Nilofar has written for various radio services and has also been interviewed by radio as well as television services, including the NDTV, AIR, BBC, Voice of America, Doordarshan News Service, Zee News, CNN-IBN news, Sahara TV, E-TV Urdu and others. She has spoken at various national and international seminars on issues linked with role of media, terrorism as well as nuclear diplomacy. Her specialisations include Communications Research and Nuclear Diplomacy. She has been listed in 14th and 15th editions of International Authors and Writers' Who's Who, International Biographical Center, UK.

She is best known for writing pieces on controversial issues[4][5]. She criticised the American media for having labelled the Indian Hindu community as "terrorists" for demolishing the Babari Masjid in 1992 which led to nationwide riots in India. This approach is also marked in the books written by her.

Modi’s Victory, A Lesson for the Congress (2019). Now, it is also available in Amazon's Kindle Format (2020).
The first book on Modi's victory in 2019 parliamentary elections.

Image and Substance, Modi’s First Year in Office (2015).
The first book on Modi in office as the prime minister.

Arab Spring, Not Just a Mirage! (2019)
The first book on Arab Spring published from India.

Ayodhya Without the Communal Stamp, In the Name of Indian Secularism (2006).
The first book on Ayodhya-issue, studying its communal nature and supporting Indian secularism.

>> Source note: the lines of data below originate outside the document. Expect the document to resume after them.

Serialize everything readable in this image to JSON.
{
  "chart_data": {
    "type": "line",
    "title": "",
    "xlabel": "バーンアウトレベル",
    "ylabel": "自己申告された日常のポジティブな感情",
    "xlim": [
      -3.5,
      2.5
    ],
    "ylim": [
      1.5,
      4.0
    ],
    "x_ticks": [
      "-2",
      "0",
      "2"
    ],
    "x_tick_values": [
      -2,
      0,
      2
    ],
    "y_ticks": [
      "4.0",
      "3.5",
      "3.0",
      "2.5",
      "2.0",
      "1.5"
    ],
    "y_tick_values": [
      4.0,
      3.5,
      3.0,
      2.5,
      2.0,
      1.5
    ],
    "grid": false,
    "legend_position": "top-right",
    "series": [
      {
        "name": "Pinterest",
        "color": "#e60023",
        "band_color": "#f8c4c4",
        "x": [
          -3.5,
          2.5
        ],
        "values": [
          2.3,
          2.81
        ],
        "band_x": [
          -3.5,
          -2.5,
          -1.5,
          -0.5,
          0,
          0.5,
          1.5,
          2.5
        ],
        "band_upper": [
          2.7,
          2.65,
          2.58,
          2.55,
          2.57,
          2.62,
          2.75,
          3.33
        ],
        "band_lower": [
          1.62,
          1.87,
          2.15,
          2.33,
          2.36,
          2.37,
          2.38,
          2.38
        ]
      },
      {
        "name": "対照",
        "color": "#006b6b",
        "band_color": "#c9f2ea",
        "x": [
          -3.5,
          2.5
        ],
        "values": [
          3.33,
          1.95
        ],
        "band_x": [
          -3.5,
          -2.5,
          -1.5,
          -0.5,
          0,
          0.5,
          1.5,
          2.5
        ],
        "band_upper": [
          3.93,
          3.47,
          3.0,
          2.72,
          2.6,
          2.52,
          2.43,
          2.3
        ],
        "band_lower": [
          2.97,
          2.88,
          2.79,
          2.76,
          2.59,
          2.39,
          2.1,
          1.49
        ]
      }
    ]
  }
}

Her latest book is a collection of her poetry, This is Love! Poems on Love, Anguish & More (2020). This is in Amazon's Kindle Format.

She is a member of Institute for Defense Studies and Analyses (IDSA).

==Awards and commendations==
- Sowerdi's article "Why we are all not terrorists" published in The Indian Express (10 September 2003) was commended by International Federation of Journalists for Excellence in Journalism Combating Racism and Discrimination in 2004.
- Her regular columns for the Milli Gazette and The Muslim Observer have been rated as their major plus points. Regarding the Milli Gazette, it has been written: "Another hidden gem of MG is ‘Speaking Out’ column by Nilofar Suhrawardy."